Superman's True Disguise: The Power of Social Invisibility

Clark Kent's creators dreamed about what it would take to stop feeling ignored.

Posted Mar 27, 2014

When actress Teri Hatcher, who played Lois Lane on the television series Lois and Clark: The New Adventures of Superman, once guest hosted Saturday Night Live, her opening monologue involved a gag in which she failed to recognize the show's performers whenever they wore glasses. The bit poked fun at Lois's failure to recognize Clark Kent as Superman. Clark's alteration in his appearance is more elaborate than that, comprehensively changing the character in many ways (e.g., a slouch that makes Clark three inches shorter, disguised eye color, different voice, different manners...the list goes on), but those technical details do not address the most basic point of it all.

No, Superman's disguise is not just about people being too stupid to recognize him through eyeglasses or any one aspect of how he looks. A story in 1978's Superman #330 posited that he unconsciously used super-hypnosis when he didn't want people to recognize him, but the comics quickly dropped that explanation and he has not had that particular power since the 1980s.
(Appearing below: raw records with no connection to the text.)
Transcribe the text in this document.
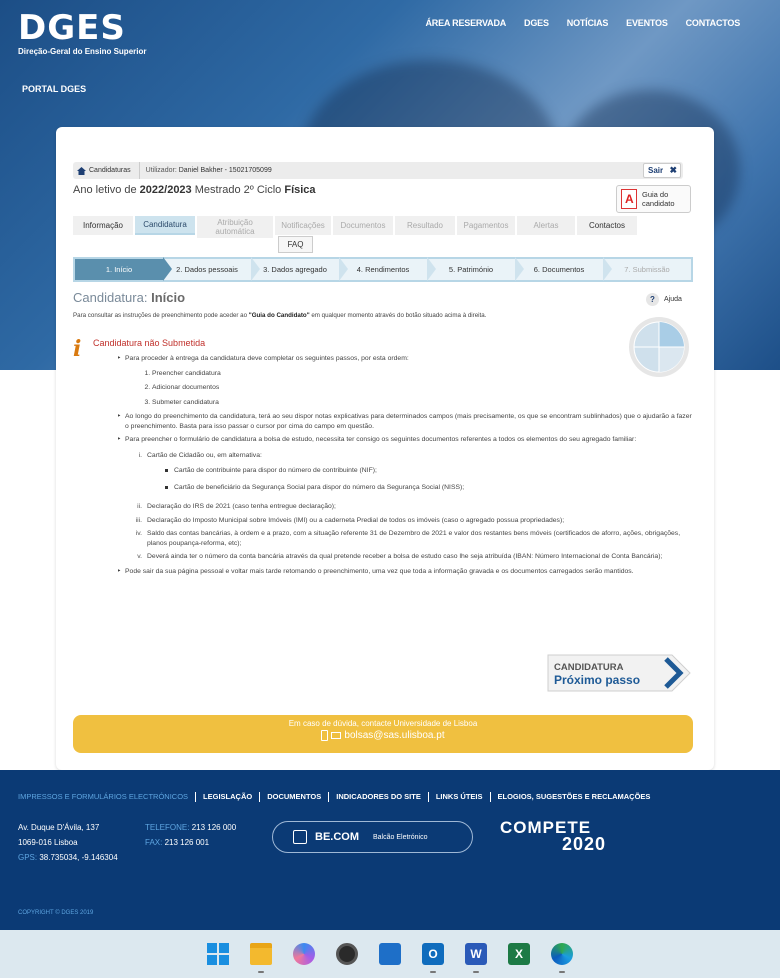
DGES
Direção-Geral do Ensino Superior
ÁREA RESERVADA DGES NOTÍCIAS EVENTOS CONTACTOS
PORTAL DGES
Candidaturas	Utilizador: Daniel Bakher - 15021705099	Sair ✖
Ano letivo de 2022/2023 Mestrado 2º Ciclo Física
A	Guia do candidato
Informação	Candidatura	Atribuição automática
Notificações	Documentos	Resultado	Pagamentos	Alertas	Contactos
FAQ
1. Início	2. Dados pessoais	3. Dados agregado	4. Rendimentos	5. Património	6. Documentos	7. Submissão
Candidatura: Início	?	Ajuda
Para consultar as instruções de preenchimento pode aceder ao "Guia do Candidato" em qualquer momento através do botão situado acima à direita.
i	Candidatura não Submetida
‣ Para proceder à entrega da candidatura deve completar os seguintes passos, por esta ordem:
1. Preencher candidatura
2. Adicionar documentos
3. Submeter candidatura
‣ Ao longo do preenchimento da candidatura, terá ao seu dispor notas explicativas para determinados campos (mais precisamente, os que se encontram sublinhados) que o ajudarão a fazer o preenchimento. Basta para isso passar o cursor por cima do campo em questão.
‣ Para preencher o formulário de candidatura a bolsa de estudo, necessita ter consigo os seguintes documentos referentes a todos os elementos do seu agregado familiar:
i. Cartão de Cidadão ou, em alternativa:
Cartão de contribuinte para dispor do número de contribuinte (NIF);
Cartão de beneficiário da Segurança Social para dispor do número da Segurança Social (NISS);
ii. Declaração do IRS de 2021 (caso tenha entregue declaração);
iii. Declaração do Imposto Municipal sobre Imóveis (IMI) ou a caderneta Predial de todos os imóveis (caso o agregado possua propriedades);
iv. Saldo das contas bancárias, à ordem e a prazo, com a situação referente 31 de Dezembro de 2021 e valor dos restantes bens móveis (certificados de aforro, ações, obrigações, planos poupança-reforma, etc);
v. Deverá ainda ter o número da conta bancária através da qual pretende receber a bolsa de estudo caso lhe seja atribuída (IBAN: Número Internacional de Conta Bancária);
‣ Pode sair da sua página pessoal e voltar mais tarde retomando o preenchimento, uma vez que toda a informação gravada e os documentos carregados serão mantidos.
CANDIDATURA
Próximo passo
Em caso de dúvida, contacte Universidade de Lisboa
bolsas@sas.ulisboa.pt
IMPRESSOS E FORMULÁRIOS ELECTRÓNICOS	LEGISLAÇÃO	DOCUMENTOS	INDICADORES DO SITE	LINKS ÚTEIS	ELOGIOS, SUGESTÕES E RECLAMAÇÕES
Av. Duque D'Ávila, 137
1069-016 Lisboa
GPS: 38.735034, -9.146304
TELEFONE: 213 126 000
FAX: 213 126 001	BE.COM Balcão Eletrónico	COMPETE
2020
COPYRIGHT © DGES 2019
O	W	X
More importantly, Superman's true disguise is no disguise at all. It's about getting ignored. The observers are not stupid. They're blind. It all starts with two young men, writer Jerry Siegel and artist Joe Shuster, who felt overlooked and ignored.

Aspiring writer Jerry Siegel, introverted, shy, and quite awkward at times, daydreamed about what it would take for him to get noticed. He especially wondered what would make girls see him. When it came to flirting, he tended to be clueless. Years later, he said, "I had crushes on several attractive girls who either didn't know I existed or didn't care I existed. So it occurred to me: What if I was really terrific? What if I had something special going for me, like jumping over buildings or throwing cars around or something like that?" Early in his teens, he first dreamed up Superman.

Action Comics #1: Lois isn't even looking at Clark while they dance.

Those who get overlooked by others can suffer a pain nobody else can know because the suffering, as part of the unseen sufferer, falls outside other people's perceptions. Social exclusion hurts. If we took all the photos of everyone you went to high school with and mixed them up with pictures of someone else's old classmates, would you really be able to pick out every single face without error? If you look only through all your schoolmates' photos, really look at every single one without skimming, how many faces make you scratch your head because they're so unfamiliar? How often do people cross paths with classmates or co-workers from long ago only to find that one does not remember the other at all? We can't know how many people we overlook because of the very fact that we overlook them.

Clark Kent is generally written as being more assertive than that. From his first appearance in Action Comics #1, he speaks confidently to his editor, and yet when it comes to approaching Lois Lane, he stumbles through his attempt to ask her out on a date. From the evening's beginning to its end, Lois barely looks at Clark.

The fantasy roams from "What if I'm getting treated this way because I choose this?" to "What if I'm secretly able to stand up to those guys and win this gal's attention?" After the hoodlums who harass them at the dance soon force Lois's taxi into a ditch and make her ride off with them, Superman arrives to free Lois. He shakes her abductors out of their car, smashes the vehicle in a scene made famous by Action Comics' first cover, and leaps toward the the city with Lois in his arms. The next day, Lois Lane still does not see Clark Kent.

In her final appearance in that first story, Lois still isn't looking directly at Clark.

How many people go through life feeling invisible, whether generally or in specific situations? How many people feel overlooked and ignored because they really are overlooked and ignored? How many of them give up trying, how many persist no matter what, and how many find fulfillment through fantasy? Frustration and isolation can lead to depression. Some cope by setting other priorities while others keep wishing. Those wishes can range from the simple and realistic to the complex and fantastic. Not everyone dreams of leaping tall buildings in a single bound, of stopping a locomotive, or of flying high and earning the adoration of all the world. Some simply wish not to be invisible anymore. While the Man of Steel symbolizes many things to many people, his mild-mannered alter ego also symbolizes hope to those who know they have great qualities that other people have yet to see.